While his fortunes on the court have waned in light of injury and an apparent loss of confidence, Andy Murray's business interests continue to prosper, with the three-time grand slam champion investing in multiple UK businesses and creating his own company worth £22m
One of the most successful British sportsmen of all time fell in the second round of the 2018 US Open this week, but Sir Andy Murray’s business interests won’t leave him much time for reflection.
With a plethora of investments and a co-founded firm worth an estimated £22m, the three-time grand slam champion’s tennis might not be at its heroic best but his business acumen has shown no signs of suffering a similar fate.
In a trend that is becoming ever more common among the world’s sporting icons, Murray began his foray into the business world in earnest back in 2013 and has since stated that, upon retirement, he aims to have several business interests to focus on.
Here we take a look at several of the 31-year-old’s ventures, which could well make that goal a reality.
Andy Murray’s business interests: Supporting European crowdfunding
In June 2015, Murray partnered with Seedrs, an equity crowdfunding platform for investing in start-ups across Europe, and is now a member of its advisory board.
Owing to his busy tennis schedule, the simple investment system that comes with crowdfunding serves as an ideal choice for the Glaswegian, who has since used Seedrs to invest in multiple British businesses.
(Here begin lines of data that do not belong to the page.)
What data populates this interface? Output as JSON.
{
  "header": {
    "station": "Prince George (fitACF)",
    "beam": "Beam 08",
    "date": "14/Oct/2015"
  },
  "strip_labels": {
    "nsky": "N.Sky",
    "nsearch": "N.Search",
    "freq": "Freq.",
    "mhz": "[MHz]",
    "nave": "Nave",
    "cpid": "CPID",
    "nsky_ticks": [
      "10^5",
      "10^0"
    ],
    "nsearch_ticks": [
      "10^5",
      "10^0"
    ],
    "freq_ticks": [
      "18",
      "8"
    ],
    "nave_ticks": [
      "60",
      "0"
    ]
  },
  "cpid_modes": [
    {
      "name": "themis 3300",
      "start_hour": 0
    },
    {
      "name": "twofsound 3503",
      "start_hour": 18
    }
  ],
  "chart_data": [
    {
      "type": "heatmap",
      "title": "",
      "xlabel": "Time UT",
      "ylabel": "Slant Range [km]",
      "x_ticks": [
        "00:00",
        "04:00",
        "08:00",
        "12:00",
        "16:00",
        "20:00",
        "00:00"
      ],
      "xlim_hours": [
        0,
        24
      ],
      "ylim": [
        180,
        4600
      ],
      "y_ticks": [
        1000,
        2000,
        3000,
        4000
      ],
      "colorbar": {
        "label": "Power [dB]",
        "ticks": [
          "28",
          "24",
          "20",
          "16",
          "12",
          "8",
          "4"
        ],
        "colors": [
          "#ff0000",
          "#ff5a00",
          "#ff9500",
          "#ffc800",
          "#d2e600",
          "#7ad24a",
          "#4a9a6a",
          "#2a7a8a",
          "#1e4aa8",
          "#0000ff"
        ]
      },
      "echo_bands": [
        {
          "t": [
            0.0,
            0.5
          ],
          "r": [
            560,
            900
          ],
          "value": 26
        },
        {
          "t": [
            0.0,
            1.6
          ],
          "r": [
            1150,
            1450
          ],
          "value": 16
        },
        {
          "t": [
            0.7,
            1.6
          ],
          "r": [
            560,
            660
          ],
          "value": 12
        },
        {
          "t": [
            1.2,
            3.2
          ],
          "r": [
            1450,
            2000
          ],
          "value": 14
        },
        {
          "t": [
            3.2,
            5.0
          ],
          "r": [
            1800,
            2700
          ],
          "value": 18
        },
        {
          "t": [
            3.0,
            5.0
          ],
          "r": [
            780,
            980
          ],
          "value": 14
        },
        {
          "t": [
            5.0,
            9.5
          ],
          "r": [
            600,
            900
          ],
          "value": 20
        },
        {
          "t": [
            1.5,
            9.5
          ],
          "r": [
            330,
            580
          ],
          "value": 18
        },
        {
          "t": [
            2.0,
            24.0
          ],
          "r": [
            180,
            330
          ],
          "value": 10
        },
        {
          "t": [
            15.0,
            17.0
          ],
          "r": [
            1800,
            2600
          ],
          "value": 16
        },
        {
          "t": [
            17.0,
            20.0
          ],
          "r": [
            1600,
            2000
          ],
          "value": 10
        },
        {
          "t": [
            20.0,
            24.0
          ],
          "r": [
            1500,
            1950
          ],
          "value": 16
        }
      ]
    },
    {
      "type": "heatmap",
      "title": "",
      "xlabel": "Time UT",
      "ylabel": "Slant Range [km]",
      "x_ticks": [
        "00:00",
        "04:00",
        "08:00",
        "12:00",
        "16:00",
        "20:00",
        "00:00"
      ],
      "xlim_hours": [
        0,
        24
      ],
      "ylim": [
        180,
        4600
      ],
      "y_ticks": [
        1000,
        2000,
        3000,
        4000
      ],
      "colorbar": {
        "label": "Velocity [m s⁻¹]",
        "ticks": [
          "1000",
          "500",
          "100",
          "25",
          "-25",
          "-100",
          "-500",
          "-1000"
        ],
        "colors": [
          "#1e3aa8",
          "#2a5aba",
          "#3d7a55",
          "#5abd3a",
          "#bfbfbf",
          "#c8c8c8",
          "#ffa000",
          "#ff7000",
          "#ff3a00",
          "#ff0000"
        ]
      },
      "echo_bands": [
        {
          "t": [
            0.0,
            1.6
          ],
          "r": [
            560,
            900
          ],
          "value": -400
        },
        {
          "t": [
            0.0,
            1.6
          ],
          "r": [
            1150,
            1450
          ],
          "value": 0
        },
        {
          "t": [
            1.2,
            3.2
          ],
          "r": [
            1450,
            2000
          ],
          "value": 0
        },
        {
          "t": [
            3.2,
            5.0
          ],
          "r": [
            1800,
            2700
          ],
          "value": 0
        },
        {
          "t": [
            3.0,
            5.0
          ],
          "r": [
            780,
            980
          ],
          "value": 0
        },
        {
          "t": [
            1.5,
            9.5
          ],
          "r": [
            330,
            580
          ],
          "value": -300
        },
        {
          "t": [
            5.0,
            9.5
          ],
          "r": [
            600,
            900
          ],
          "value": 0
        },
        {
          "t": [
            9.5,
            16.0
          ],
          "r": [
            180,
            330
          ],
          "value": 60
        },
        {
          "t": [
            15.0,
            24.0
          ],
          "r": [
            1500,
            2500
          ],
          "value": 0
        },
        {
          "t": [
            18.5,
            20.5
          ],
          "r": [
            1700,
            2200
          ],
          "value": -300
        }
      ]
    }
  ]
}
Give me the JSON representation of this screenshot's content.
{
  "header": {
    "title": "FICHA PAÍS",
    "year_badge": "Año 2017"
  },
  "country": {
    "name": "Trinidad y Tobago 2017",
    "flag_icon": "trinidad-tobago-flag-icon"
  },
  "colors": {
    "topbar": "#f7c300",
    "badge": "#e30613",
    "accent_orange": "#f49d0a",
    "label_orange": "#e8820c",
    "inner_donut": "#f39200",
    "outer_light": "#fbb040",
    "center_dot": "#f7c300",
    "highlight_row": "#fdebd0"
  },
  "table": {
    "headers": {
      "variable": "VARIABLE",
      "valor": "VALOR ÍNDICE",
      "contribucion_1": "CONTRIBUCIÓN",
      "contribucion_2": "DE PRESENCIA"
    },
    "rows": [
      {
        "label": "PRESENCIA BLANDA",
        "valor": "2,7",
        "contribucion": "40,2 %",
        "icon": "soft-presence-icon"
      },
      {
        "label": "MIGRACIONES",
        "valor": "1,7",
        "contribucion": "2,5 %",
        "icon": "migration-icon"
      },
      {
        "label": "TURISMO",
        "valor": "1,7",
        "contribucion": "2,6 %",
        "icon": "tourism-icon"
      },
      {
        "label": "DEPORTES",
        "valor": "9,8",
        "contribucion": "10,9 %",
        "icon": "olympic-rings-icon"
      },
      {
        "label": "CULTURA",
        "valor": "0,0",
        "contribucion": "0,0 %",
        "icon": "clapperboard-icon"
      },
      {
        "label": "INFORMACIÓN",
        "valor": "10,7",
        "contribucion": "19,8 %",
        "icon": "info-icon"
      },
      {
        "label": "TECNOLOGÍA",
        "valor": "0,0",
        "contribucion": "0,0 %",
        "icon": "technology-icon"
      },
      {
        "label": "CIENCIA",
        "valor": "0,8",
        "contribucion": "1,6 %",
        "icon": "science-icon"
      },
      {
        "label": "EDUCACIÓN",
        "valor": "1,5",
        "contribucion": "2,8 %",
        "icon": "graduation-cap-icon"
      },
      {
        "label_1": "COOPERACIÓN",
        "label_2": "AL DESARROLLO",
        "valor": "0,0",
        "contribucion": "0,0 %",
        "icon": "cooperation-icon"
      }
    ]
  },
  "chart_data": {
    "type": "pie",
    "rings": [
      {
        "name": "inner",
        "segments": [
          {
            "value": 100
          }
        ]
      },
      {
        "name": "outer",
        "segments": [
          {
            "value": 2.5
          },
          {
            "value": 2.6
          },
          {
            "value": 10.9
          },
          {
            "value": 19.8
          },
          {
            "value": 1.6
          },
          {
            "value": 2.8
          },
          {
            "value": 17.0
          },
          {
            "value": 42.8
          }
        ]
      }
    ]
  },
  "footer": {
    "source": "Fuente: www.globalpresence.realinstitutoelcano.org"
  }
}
The two-time Wimbledon champion invested an undisclosed amount in UK-based healthy eating restaurant chain Tossed, virtual reality and augmented reality shop builder Trillenium and incubation studio Fuel Ventures Fund, all headquartered in Britain.
The 2012 US open champion said in a statement: “The three businesses I’ve chosen to kick off my crowdfunding investment portfolio are all in areas of industry I find interesting.
“Healthy eating is something I have to be passionate about as a sportsman, so Tossed was immediately one to consider, and the other two businesses are really pushing the boundaries of technology.”
Andy Murray’s business interests: Backing British tech
Murray’s investment habits quickly expanded from that point and soon after he used Seedrs to invest an unknown amount into UK-based smart home app developer Den.
Also in the summer of 2015, he invested in helmet company Morpher, the firm behind behind the world’s first flat-folding helmet, also based in Britain.
He said: “I’ve always been interested in investment, and being able to get involved in an innovative way to help support British start-ups really appealed to me.”
“[I am focused on] working with people I trust and who fully understand the huge responsibility of handling people’s money.”
Since then, Murray has invested in multiple UK fintech companies, including Investly, a pan-European marketplace for invoice financing, and Landbay, a mortgage marketplace lender backed by Zoopla – taking his Seedrs portfoilio to more than 30 British businesses.
Seedrs CEO Jeff Lynn said: “It’s great to see Andy already taking such an active interest in the businesses on Seedrs.
“The fact he has decided to make multiple investments in hungry entrepreneurs shows his commitment to building a dynamic portfolio of early-stage businesses.”
Andy Murray’s business interests: Supporting UK athletes
While his investment profile has gone from strength to strength over the past three years, Murray’s business life began before then in 2013, when he founded 77 Management along with Matt Gentry and Gawain Davies to represent his personal interests.
Formerly known as Parched Investments, the firm’s name was changed to 77 Management after Murray became the first British tennis player to win Wimbledon in 77 years.
It is estimated to be worth more than £22m, with Murray having received a £2.2m service fee from the company last year, up from £1.3m in 2015.
In 2016, he created an offshoot of the company called 77 Sports Management, a boutique sports marketing agency that represents other British athletes.
Since then, its stable has grown to include four athletes, including 19-year-old Brit Katie Swan, a tennis player ranked 179th on the women’s tour, sprinting sisters Shannon and Cheriece Hylton, and 17-year-old Scottish tennis player Aidan McHugh.
Murray said: “Putting the athlete and their performance first and then building a bespoke business strategy for them is vitally important.
“It rarely happens in practice, but it’s one of the founding principles of 77 Sports Management.
“It’s something I am passionate about and is one of the areas I feel I can help and advise on, passing on the valuable lessons I’ve learnt in my career.”